How I lost 30lbs and kept it off

Over the last year and a half I have focused on improving my health. I can’t say I was significantly over weight, but each year it was a little too easy to add a pound or two. Over the last 10 years my weight has bounce around, anywhere from 185 to 210, at 5’ 9”.

Maybe it has something to do with turning 40, who knows, I could have bought a sports car, but I decided to do something about my overall health instead. I had taken steps in the past to work out, and eat better, but for the first time I have been able to keep my weight under control, and I believe I am now in the best shape since I was in high school.

These are the practices that have worked for me. But you should do your own research and see what works for you. I’d love to hear if you have additional suggestions.

##Switch to a standing desk## As I posted last year, I just got fed up sitting all day. When working an office job it is way too easy to be inactive for the majority of the day. It may not seem like much but switching my work station to a standing position really helped kick start my weight loss behavior.

If you work at a large company chances are there are ways to get ergonomic furniture that will enable you to switch to a standing position. And if you can’t get a specialized desk, you should try raising your desk with some bricks. The best part about the adjustable desks is that you can ease your way into standing all day. I don’t ever switch to sitting mode but it does take a few weeks to get used to standing all day.

##Diet## The word diet has such a negative connotation. But how I look at it, sure you can work out like crazy and justify eating anything you want. Or you can look at what you eat and decide if it is part of the problem or part of the solution.

My personal road to changing my diet started by reading a few books. I read The Omnivore’s Dilemma and it really had an impact on how I think about food, and how crazy some of the things we call food are really manufactured food-like substances. After my wife read the book, the next thing I knew we were receiving a quarter of a grass fed cow, from a local farmer. Then a local pig, chickens and a lamb, yeah my wife went a little overboard. But we knew what we were eating.

Next I started reading 4-hour body. I had heard good things about the book, and was impressed with Tim Ferris’ marketing style. Tim’s book covers several topics, but there are three major things that really sunk in with me, 1) keeping your blood sugar consistent, 2) get at least 30 grams of protein first thing in the morning and 3) measure your progress.

##Removing Sugar## Cutting out sugar was one of the more difficult aspects of my diet change. And I don’t just mean standard sugar that you would think of in various forms, high fructose corn syrup or cane sugar. But this also includes foods that quickly are converted into sugar such has bread and other complex carbohydrates.

I won’t lie, this was not easy at first. I gradually worked into reducing sugar in my diet. I started minimizing the sugar I added to things like coffee, until over time I was drinking it black. Also during the first four months or so, I allowed myself to have a cheat day, I would eat what ever I wanted one day per week. The cheat day really helped to know that I had an outlet. Tim talks a good bit about the benefit of a cheat day. I no longer find the need to have a cheat day, but this really helped as I was transitioning into this new diet.

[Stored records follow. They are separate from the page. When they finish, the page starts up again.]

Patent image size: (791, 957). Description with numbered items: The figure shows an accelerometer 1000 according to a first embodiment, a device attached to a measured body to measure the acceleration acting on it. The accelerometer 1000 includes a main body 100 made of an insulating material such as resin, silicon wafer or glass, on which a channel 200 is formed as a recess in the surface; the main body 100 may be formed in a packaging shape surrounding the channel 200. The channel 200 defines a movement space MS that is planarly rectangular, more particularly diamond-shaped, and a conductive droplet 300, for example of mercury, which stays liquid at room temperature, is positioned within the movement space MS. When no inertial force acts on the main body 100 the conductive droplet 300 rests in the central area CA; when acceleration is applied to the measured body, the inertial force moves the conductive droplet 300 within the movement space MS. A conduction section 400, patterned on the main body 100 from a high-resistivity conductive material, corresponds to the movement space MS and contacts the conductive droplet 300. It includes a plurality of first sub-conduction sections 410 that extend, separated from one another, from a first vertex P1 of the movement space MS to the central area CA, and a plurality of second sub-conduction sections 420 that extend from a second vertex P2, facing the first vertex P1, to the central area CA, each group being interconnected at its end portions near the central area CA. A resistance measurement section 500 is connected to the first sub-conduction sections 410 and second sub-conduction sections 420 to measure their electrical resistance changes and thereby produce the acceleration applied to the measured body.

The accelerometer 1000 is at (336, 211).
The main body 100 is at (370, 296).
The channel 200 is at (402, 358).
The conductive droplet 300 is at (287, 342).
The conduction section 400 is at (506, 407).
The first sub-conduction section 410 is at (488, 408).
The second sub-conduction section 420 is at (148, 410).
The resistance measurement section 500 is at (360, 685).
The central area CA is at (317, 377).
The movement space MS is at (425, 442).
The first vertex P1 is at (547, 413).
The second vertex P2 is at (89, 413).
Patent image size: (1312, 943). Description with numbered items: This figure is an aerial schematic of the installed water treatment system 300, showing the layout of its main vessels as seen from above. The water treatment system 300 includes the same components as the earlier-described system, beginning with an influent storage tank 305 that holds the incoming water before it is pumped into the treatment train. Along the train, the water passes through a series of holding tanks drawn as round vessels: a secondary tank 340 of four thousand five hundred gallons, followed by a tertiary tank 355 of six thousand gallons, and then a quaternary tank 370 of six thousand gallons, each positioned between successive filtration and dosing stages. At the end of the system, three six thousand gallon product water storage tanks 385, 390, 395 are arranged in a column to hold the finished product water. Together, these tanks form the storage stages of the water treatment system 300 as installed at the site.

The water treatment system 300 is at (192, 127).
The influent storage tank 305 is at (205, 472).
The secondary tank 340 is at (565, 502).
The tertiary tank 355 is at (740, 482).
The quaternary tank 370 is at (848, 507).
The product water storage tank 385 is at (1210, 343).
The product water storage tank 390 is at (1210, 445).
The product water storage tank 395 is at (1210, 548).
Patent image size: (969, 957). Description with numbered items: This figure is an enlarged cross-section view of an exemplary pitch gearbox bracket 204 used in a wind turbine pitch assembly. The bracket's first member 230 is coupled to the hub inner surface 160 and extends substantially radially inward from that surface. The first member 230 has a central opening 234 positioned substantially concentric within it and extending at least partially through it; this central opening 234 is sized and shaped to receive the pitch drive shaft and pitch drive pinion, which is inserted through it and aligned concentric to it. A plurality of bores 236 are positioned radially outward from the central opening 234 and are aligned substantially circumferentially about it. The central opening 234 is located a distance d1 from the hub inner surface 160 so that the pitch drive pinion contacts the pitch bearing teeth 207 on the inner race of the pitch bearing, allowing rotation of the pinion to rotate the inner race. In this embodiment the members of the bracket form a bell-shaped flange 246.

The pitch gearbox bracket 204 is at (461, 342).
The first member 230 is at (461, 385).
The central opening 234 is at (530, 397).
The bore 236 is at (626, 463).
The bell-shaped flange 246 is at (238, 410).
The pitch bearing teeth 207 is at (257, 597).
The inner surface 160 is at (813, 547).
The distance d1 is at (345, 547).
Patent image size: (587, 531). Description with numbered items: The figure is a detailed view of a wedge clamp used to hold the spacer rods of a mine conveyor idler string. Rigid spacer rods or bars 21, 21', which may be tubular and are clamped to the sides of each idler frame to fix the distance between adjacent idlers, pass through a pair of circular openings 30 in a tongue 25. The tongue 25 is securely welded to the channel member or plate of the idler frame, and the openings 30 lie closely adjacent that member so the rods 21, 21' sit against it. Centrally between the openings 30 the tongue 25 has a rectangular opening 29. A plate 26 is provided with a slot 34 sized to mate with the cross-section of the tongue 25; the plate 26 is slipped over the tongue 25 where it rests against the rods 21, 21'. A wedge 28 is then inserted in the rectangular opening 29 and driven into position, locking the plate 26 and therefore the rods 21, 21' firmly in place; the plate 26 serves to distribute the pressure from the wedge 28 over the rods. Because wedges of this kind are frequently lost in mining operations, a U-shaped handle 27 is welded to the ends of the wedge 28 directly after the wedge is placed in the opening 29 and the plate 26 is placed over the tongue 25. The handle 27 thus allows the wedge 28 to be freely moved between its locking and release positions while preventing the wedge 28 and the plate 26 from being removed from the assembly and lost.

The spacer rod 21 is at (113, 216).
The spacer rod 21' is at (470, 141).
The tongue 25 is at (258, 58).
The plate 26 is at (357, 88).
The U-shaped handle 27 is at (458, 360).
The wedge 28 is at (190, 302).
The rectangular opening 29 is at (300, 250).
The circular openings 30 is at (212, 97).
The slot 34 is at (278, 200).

##Morning Protein## Until I read the Four Hour Body, I normally would have a bowl of oatmeal each morning before work. There are two problems with this, not enough protein and the grains quickly convert into sugars. Since, I have followed Tim’s advice and start each day with a breakfast consisting of four eggs from pastured chickens, two small turkey sausages and as much spinach as I can fit within a pan. I add a little bit of goat cheese and a couple of teaspoons of habanero salsa and I am set.

##Measuring Progress## Tim Ferris is pretty crazy when it comes to measuring everything, weight, blood sugar fluctuations, and vitamin levels. I did not go that far, but I measured my body dimensions each month, and kept track of my weight each day. Measuring and weighing is a great way to stay motivated. And weighing in every morning did something to keep me honest. The daily weigh in is a powerful motivator, I could quickly see progress and each morning it gave me a bit of reward for my new eating habits.

##Exercise## After I had lost about 25 pounds by changing my diet, I started to add at bit of running into my weekly routine. I had been a runner in high school. OK, I had been a sprinter in high school, but distance running was not my thing in any way.

I became inspired to give running another try after reading Born to Run and talking to my cousin who had just finished an ultra-marathon. It took me several months to build up my endurance but now I am running 20-30 miles per week at a decent pace. I really enjoy running, it has been a great way to get out and clear my head.

##Wrap up## At this point I believe I’m likely in the best shape of my life since leaving high school over twenty years ago. I feel great, I have more energy and I sleep great each night. And I was able to lose enough weight to require a new wardrobe.

I hope my story will help inspire others. We don’t need to be a nation that is overweight. We can change, we just need a little bit of information and the motivation to take to first steps to build healthier habits.